Chauvinière choked on his laugh, loosed his hold of the vicomte's wrist and reeled backwards, whilst the pistol which he had been in the act of drawing dropped from his nerveless grasp. He brought up with his shoulders to the wall, pressing to his left side a hand which grew red almost at once with the blood oozing between the fingers.

Steadying himself there, his features twisted into a spasmodic grin. He attempted to speak; but broke into a cough, with the acrid taste of powder-smoke in his throat and nostrils. The cough deepened. It became a frantic effort to clear his lungs so that he might breathe, and a foam of blood appeared upon his lips. He writhed yet an instant, his limbs twitched convulsively, and finally he slid down the panelled wall into a quiet heap from which his knees protruded sharply.

It had all happened so quickly that the vicomte had never moved from his place beyond the table, nor mademoiselle from the other end of the room, where she stood staring white-faced upon her work, the pistol still smoking in her hand.

It is curious that the first thing calling for comment from Monsieur de Corbal should have been the least important.
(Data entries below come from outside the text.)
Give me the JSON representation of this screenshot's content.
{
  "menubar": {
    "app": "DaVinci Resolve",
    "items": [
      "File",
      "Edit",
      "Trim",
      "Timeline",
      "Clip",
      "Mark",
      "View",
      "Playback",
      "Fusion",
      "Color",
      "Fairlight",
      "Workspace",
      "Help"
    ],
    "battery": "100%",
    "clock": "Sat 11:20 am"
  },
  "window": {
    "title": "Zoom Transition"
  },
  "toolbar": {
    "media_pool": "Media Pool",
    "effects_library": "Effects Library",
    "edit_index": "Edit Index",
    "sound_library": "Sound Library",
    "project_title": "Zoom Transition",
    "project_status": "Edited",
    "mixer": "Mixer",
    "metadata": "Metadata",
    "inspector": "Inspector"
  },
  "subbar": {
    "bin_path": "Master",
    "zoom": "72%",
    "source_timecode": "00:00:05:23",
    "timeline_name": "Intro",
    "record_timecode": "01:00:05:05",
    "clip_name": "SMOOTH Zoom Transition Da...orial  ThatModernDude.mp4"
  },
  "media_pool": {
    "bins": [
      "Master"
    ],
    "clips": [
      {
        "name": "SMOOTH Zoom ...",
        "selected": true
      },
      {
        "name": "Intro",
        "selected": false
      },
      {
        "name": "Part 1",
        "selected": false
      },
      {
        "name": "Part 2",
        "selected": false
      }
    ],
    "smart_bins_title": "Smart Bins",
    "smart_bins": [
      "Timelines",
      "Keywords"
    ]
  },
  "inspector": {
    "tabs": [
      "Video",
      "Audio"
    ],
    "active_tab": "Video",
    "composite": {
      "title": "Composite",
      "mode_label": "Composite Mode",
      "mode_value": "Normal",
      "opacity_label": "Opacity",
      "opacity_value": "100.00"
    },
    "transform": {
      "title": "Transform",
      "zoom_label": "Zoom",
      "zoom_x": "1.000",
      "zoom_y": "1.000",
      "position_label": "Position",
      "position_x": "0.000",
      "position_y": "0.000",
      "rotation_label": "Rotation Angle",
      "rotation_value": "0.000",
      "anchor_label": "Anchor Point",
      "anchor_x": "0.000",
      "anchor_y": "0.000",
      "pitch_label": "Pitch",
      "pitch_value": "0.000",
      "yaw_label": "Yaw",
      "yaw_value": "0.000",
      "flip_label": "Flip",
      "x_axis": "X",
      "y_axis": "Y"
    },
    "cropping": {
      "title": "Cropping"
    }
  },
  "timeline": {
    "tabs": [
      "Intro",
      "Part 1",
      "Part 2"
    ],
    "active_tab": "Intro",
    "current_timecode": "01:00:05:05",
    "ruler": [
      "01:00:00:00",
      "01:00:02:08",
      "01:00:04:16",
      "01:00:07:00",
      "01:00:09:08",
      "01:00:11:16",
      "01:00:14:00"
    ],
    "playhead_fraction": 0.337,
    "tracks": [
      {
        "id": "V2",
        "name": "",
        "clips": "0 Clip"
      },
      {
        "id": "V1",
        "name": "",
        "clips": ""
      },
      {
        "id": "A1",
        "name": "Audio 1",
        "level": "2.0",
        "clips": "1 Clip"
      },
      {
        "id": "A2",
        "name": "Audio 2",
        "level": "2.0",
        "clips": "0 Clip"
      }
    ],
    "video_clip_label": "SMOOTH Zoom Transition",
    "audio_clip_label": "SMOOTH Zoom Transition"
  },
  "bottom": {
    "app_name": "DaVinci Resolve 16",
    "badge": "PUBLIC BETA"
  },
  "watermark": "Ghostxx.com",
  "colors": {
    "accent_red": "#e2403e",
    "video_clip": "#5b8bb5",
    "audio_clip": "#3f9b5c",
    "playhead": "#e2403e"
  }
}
"Death caught him with laughter on his lips," he said on a note of horror.

"I seem to remember," said mademoiselle, "that once he predicted something of the kind for himself." Her voice was oddly strained.

The vicomte pursued his train of thought.

"He might be laughing still, and with good reason, if you had not insisted upon taking the second pistol for your own possible emergencies. I never dreamed that the emergency would be mine. You were only just in time, Cléonie. Already I was looking in the face of death."

"That," she answered unsteadily, "was my only justification." She shuddered, let her pistol fall to the ground at last, covered her face with her hands, and fell to sobbing convulsively.

Instantly the vicomte was at her side, his arms round her slim shoulders, his head bending to hers, his voice soothing and heartening her. Thus he drew her from the room, closing the door upon the thing it contained, and out into the hall, where Filomène with a scared face awaited them.